Шрифт:
Интервал:
Закладка:
Кому тут может не понравиться? Произведение Гери – форма неоднозначная: каждый может прочесть ее, как пожелает. По Фрэнку, так зал извивается, как карпы в бочонке, «выражая движение посредством статичных материалов», играя на поверхности отблесками калифорнийского солнца. Или, быть может, это гигантский букет стальных цветов в вазе из песчаника, спроектированный в память о Лилиан Дисней, вдове Уолта и учредительнице концертного зала. Лилиан, Лос-Анджелес и Фрэнк любят чуть-чуть китча. Для Салонен это – «то самое великое клише, определение Гёте архитектуры как застывшей музыки. Это здание – макроинструмент». А для городских властей в Лос-Анджелесе, совсем как в Бильбао, он построил новый символ города, идеальную замену логотипа Голливуда. Нужно быть очень смелым, что построить такое нечто в Лос-Анджелесе, где каждое здание словно вышло из студии Версаче. И Концертный зал Уолта Диснея, конечно, это смелый поступок. На него оглядываются водители с автострады. А его описание – хороший козырь для любой обзорной экскурсии.
Лишенные каких-либо пояснений относительно аллюзий автора, здания Фрэнка становятся объектами релятивизма. Подобно самому архитектору, они перевертыши, хамелеоны. В отличие от, скажем, Даниэля Либескинда, Гери не дает ни объяснений, ни какой-либо теоретической установки. Как и всё его творчество, зал Диснея, признается он, «является тем, чем ты хочешь, чтобы он был».
– Я согласен со всем. Когда я говорю с моими приятелями-хоккеистами, то поясняю им, что кривые линии восходят к дуге конька, рассекающего лед. Приятели-музыканта говорят, что формы [моих построек] музыкальны, и я отвечаю: «Да, думаю, что это так». Если ты так думаешь, так оно и есть.
Это общественное здание идеально подходит для того, чтобы перезапустить главный город зрелища в период кризиса среднего возраста: здание как вечеринка. Будь тем, кем хочешь. Будут рады всем: латиноамериканцам, корейцам, буддистам, иудеям и бездомным бродягам со Спринг-стрит.
Ответный удар
Когда теперь Гери приезжает в Бильбао, он не в полной мере счастлив. Музей Гуггенхайма окружает сегодня целый зверинец современных построек, построенных после музея Гери: не вполне ясно, следует ли им бить себя в грудь в порыве соперничества или почтительно склонять головы.
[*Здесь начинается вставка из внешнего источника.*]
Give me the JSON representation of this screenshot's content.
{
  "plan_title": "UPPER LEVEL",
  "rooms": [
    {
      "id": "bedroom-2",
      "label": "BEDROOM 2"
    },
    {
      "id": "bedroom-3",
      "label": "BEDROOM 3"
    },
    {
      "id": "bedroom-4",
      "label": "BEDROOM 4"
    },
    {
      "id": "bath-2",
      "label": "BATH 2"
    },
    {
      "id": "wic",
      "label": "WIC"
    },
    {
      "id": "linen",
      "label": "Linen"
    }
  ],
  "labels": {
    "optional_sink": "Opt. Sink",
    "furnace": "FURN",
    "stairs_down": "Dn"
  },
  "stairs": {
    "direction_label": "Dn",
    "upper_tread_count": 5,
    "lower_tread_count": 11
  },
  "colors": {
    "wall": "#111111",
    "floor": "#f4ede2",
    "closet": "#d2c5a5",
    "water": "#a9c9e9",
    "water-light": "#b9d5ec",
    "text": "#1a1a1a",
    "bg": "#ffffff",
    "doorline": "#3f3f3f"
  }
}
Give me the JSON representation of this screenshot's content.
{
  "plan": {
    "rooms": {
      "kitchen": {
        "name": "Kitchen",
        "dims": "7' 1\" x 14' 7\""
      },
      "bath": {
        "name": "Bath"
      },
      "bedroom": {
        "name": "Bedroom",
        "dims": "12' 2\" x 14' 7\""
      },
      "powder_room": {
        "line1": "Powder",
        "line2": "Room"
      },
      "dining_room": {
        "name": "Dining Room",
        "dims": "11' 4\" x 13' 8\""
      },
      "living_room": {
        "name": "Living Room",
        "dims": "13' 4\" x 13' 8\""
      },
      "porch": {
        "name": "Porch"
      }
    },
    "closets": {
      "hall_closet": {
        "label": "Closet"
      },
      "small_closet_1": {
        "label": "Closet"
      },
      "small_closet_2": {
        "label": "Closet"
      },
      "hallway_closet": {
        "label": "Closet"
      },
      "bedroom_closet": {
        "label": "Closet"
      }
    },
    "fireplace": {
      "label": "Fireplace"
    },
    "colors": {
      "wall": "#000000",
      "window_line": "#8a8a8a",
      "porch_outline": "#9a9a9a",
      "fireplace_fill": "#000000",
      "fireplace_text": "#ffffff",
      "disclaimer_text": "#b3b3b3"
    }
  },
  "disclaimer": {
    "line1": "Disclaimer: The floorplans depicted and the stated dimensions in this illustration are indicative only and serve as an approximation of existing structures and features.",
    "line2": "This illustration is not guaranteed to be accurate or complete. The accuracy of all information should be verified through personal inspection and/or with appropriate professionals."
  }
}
– Постройки вокруг моего здания – это какая-то мешанина, – признает он. – В них нет ничего особенного. Они не замечательны и сами по себе. Многие из этих людей были озабочены визуальными связями. Полагаю, что они решили отложить эти вопросы. [Алвару] Сиза просто проигнорировал [когда проектировал соседнее здание]. Он, надо полагать, подумал: «Не собираюсь я соперничать с этой штуковиной Гери». И [Рафаэль] Монео поступил схожим образом. Главная вина тут – на градостроителе. Когда мы работали над Бильбао, я ему сказал: «У тебя тут два выхода: один – тот, по которому ты следуешь, он кажется мне неправильным – украшательство. У вас тут промышленная зона, превосходная, тяжелый случай ‹…› Большинство моих знакомых художников любят это суровое место. И если ты начнешь разводить тут сакуру, словно это Вашингтон, ты всё это погубишь». И я уговаривал их до посинения. Но именно это они и сделали. Как только они встали на этот путь, всё было потеряно. Мне это смешно. Всё могло было получиться настолько лучше. Я потратил уйму времени, чтобы наладить связь с городом и всё такое, а теперь всё это потеряно, потому что они сделали «красиво».
Именно этому, еще одному эффекту Бильбао – тому, что Гери называет «украшательством», а иные зрелищем – предстояло возобладать в архитектуре с 1997 года. Разумеется, нельзя винить Гери в том, как были интерпретированы или воспроизведены его постройки.
– Можно считать, что [Бильбао] послужил вдохновением для других пуститься во все тяжкие, и что это моя вина. Но те-то, кто пустился во все тяжкие – мне по большей части не нравится то, что они сделали.
Мы опять возвращаемся к тому слову на «з». Гери снова заводится.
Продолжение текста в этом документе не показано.